A floresta amazônica é uma das maiores do mundo, contendo inestimáveis tesouros naturais tanto na sua fauna quanto na sua flora. Não apenas como também no passado, a Amazônia é e foi lar de grandes e fantásticos animais como a sucuri-verde e o titânico Purussaurus brasiliensis. Algumas dessas criaturas não chegam nem a ser pré-históricas, como é o caso da Peltocephalus maturin, também conhecida como tartaruga-gigante-amazônica.
Um novo estudo publicado na Biology Letters sugere que existe uma possibilidade dessa espécie ter convivido com as primeiras populações de humanos da região, algo que dataria entre 14 até 9 mil anos atrás.
Em 2015, num garimpo desativado no Rio Madeira, no estado de Rondônia, foi descoberto um fóssil da mandíbula do que hoje é chamado de tartaruga-gigante-amazônica. Diversos pesquisadores de universidades espalhadas por todo o Brasil colaboraram para a identificação do animal cuja a estimativa é que teria entre 1,8 m até 2m.
Analisando o fóssil da tartaruga-gigante-amazônica
As primeiras hipóteses é que a mandíbula pertenceria a Stupendemys, que foi a maior tartaruga de água doce da história. Ela teria vivido num período conhecido como Mioceno, cerca de 25 milhões de anos, e é muito comum de se encontrar na região do Rio Madeira sedimentos e rochas que datam daquele período. Por isso, para comprovar as suas suposições, os pesquisadores decidiram fazer uma datação do material encontrado.

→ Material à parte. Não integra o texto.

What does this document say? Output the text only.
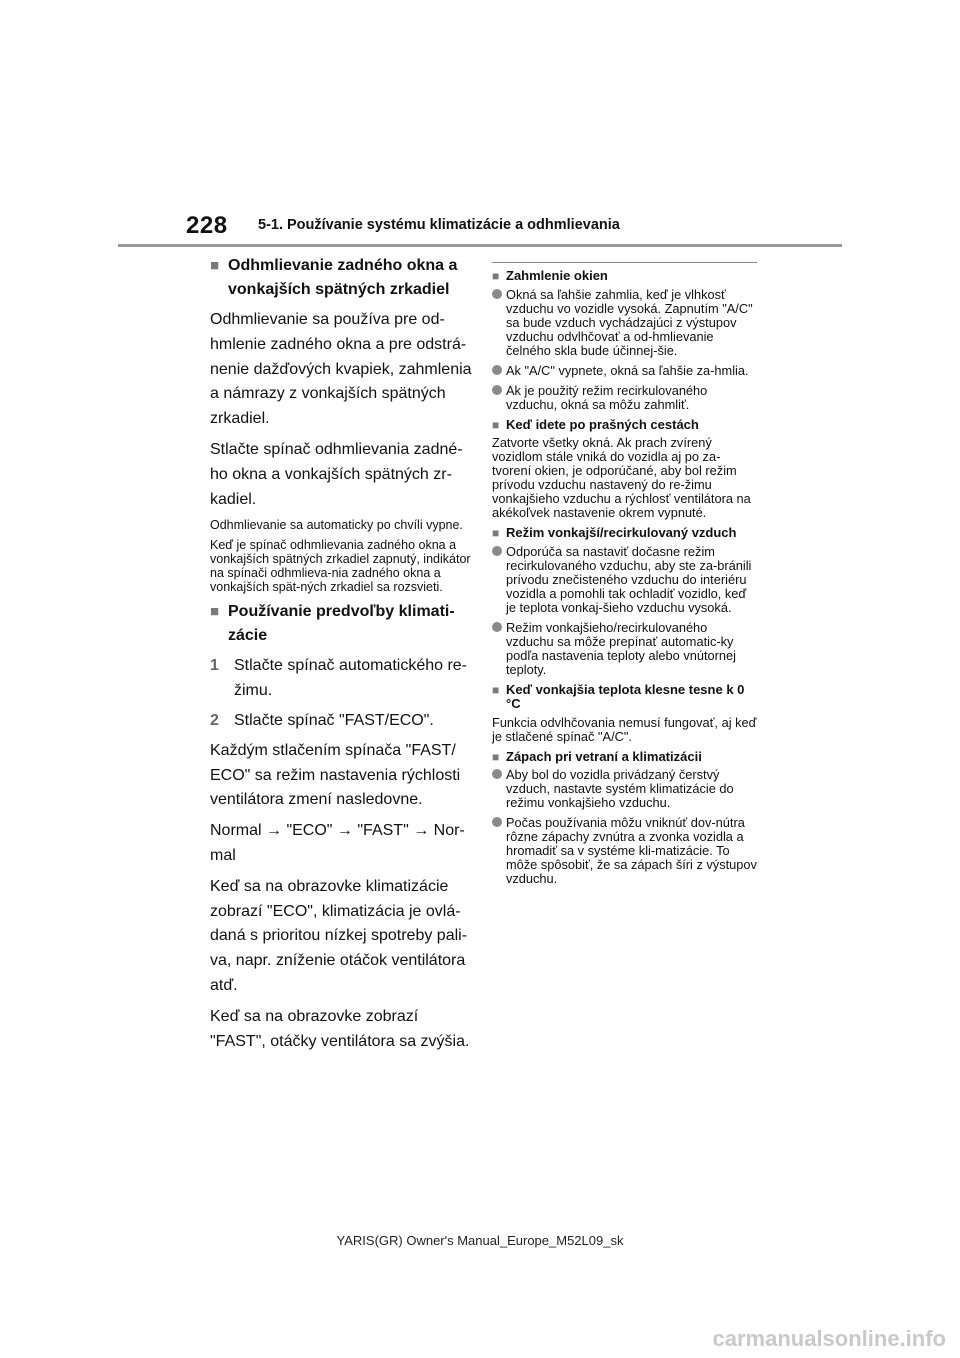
228 5-1. Používanie systému klimatizácie a odhmlievania
■ Odhmlievanie zadného okna a vonkajších spätných zrkadiel

Odhmlievanie sa používa pre od-hmlenie zadného okna a pre odstrá-nenie dažďových kvapiek, zahmlenia a námrazy z vonkajších spätných zrkadiel.

Stlačte spínač odhmlievania zadné-ho okna a vonkajších spätných zr-kadiel.

Odhmlievanie sa automaticky po chvíli vypne.

Keď je spínač odhmlievania zadného okna a vonkajších spätných zrkadiel zapnutý, indikátor na spínači odhmlieva-nia zadného okna a vonkajších spät-ných zrkadiel sa rozsvieti.

■ Používanie predvoľby klimati-zácie
1 Stlačte spínač automatického re-žimu.
2 Stlačte spínač "FAST/ECO".

Každým stlačením spínača "FAST/ ECO" sa režim nastavenia rýchlosti ventilátora zmení nasledovne.

Normal → "ECO" → "FAST" → Nor-mal

Keď sa na obrazovke klimatizácie zobrazí "ECO", klimatizácia je ovlá-daná s prioritou nízkej spotreby pali-va, napr. zníženie otáčok ventilátora atď.

Keď sa na obrazovke zobrazí "FAST", otáčky ventilátora sa zvýšia.

■ Zahmlenie okien
Okná sa ľahšie zahmlia, keď je vlhkosť vzduchu vo vozidle vysoká. Zapnutím "A/C" sa bude vzduch vychádzajúci z výstupov vzduchu odvlhčovať a od-hmlievanie čelného skla bude účinnej-šie.
Ak "A/C" vypnete, okná sa ľahšie za-hmlia.
Ak je použitý režim recirkulovaného vzduchu, okná sa môžu zahmliť.
■ Keď idete po prašných cestách

Zatvorte všetky okná. Ak prach zvírený vozidlom stále vniká do vozidla aj po za-tvorení okien, je odporúčané, aby bol režim prívodu vzduchu nastavený do re-žimu vonkajšieho vzduchu a rýchlosť ventilátora na akékoľvek nastavenie okrem vypnuté.

■ Režim vonkajší/recirkulovaný vzduch
Odporúča sa nastaviť dočasne režim recirkulovaného vzduchu, aby ste za-bránili prívodu znečisteného vzduchu do interiéru vozidla a pomohli tak ochladiť vozidlo, keď je teplota vonkaj-šieho vzduchu vysoká.
Režim vonkajšieho/recirkulovaného vzduchu sa môže prepínať automatic-ky podľa nastavenia teploty alebo vnútornej teploty.
■ Keď vonkajšia teplota klesne tesne k 0 °C

Funkcia odvlhčovania nemusí fungovať, aj keď je stlačené spínač "A/C".

■ Zápach pri vetraní a klimatizácii
Aby bol do vozidla privádzaný čerstvý vzduch, nastavte systém klimatizácie do režimu vonkajšieho vzduchu.
Počas používania môžu vniknúť dov-nútra rôzne zápachy zvnútra a zvonka vozidla a hromadiť sa v systéme kli-matizácie. To môže spôsobiť, že sa zápach šíri z výstupov vzduchu.
YARIS(GR) Owner's Manual_Europe_M52L09_sk
carmanualsonline.info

“Mandamos algumas amostras para a Universidade da Geórgia, que tem pesquisadores que trabalham com datação por carbono. Quando retornaram os resultados, a gente viu que era algo muito mais recente do que a Stupendemys, então não poderia ser ela. Nesse meio tempo também foi publicado um material sobre a mandíbula de Stupendemys, e vimos que elas são bem diferentes”, explica Gabriel Ferreira, pesquisador da Universidade de Tubinga na Alemanha e líder do estudo, para o Jornal da USP.
Quando chegaram os resultados da datação a equipe obteve um intervalo que ia de 14 até 9 mil anos. Isso chamou atenção pois abria uma possibilidade para que aquela espécie encontrada pudesse ter coexistido com os povoados daquela região. Um arcabouço geoquímico também foi conduzido para validar a datação.
“Essa parte foi realizada pela Miriam Pacheco e a Marcia Rizzuto, da UFSCar e da USP, respectivamente. Elas fizeram análises geoquímicas para ver o quanto de modificações havia no fóssil.”, acrescenta Ferreira.
A equipe precisou seguir por caminhos não convencionais para conseguir concluir a análise do fóssil. Geralmente utiliza-se o esmalte dentário já que ele é a parte mais dura e menos porosa dos esqueletos. Contudo isso não foi possível para o fóssil da tartaruga-gigante-amazônica, então a equipe precisou utilizar os ossos mesmo com toda sua porosidade. Assim, os pesquisadores estabeleceram que o fóssil não poderia ter menos que 9 mil anos e no máximo 40 mil por conta de plantas encontradas no seu interior.
Por esse intervalo, acredita-se que os povoados indígenas daquele período não apenas conviveram com a tartaruga-gigante-amazônica como também podem ser responsáveis pelo seu desaparecimento. As tartarugas faziam parte da alimentação dessas civilizações uma vez que os registros mais antigos desses povos tem ossos de tartarugas em sua companhia. Portanto, se conseguirem comprovar que essa coexistência de fato ocorreu existem altas chances que as tartarugas-gigantes-amazônicas foram predadas por seres humanos.
Max Langer, professor da USP em Ribeirão Preto que orientou a pesquisa, aponta que “a comunidade científica não entrou em um consenso, mas é uma hipótese bem aceita de que se não houvesse a pressão de caça humana sobre essas espécies gigantes, elas ainda existiriam”. O artigo publicado conclui que as extinções de tartarugas gigantes, na Austrália e na América do Sul, seguiram um padrão semelhante ao das extinções de mamíferos herbívoros e outras megafaunas, diretamente relacionadas à superexploração humana.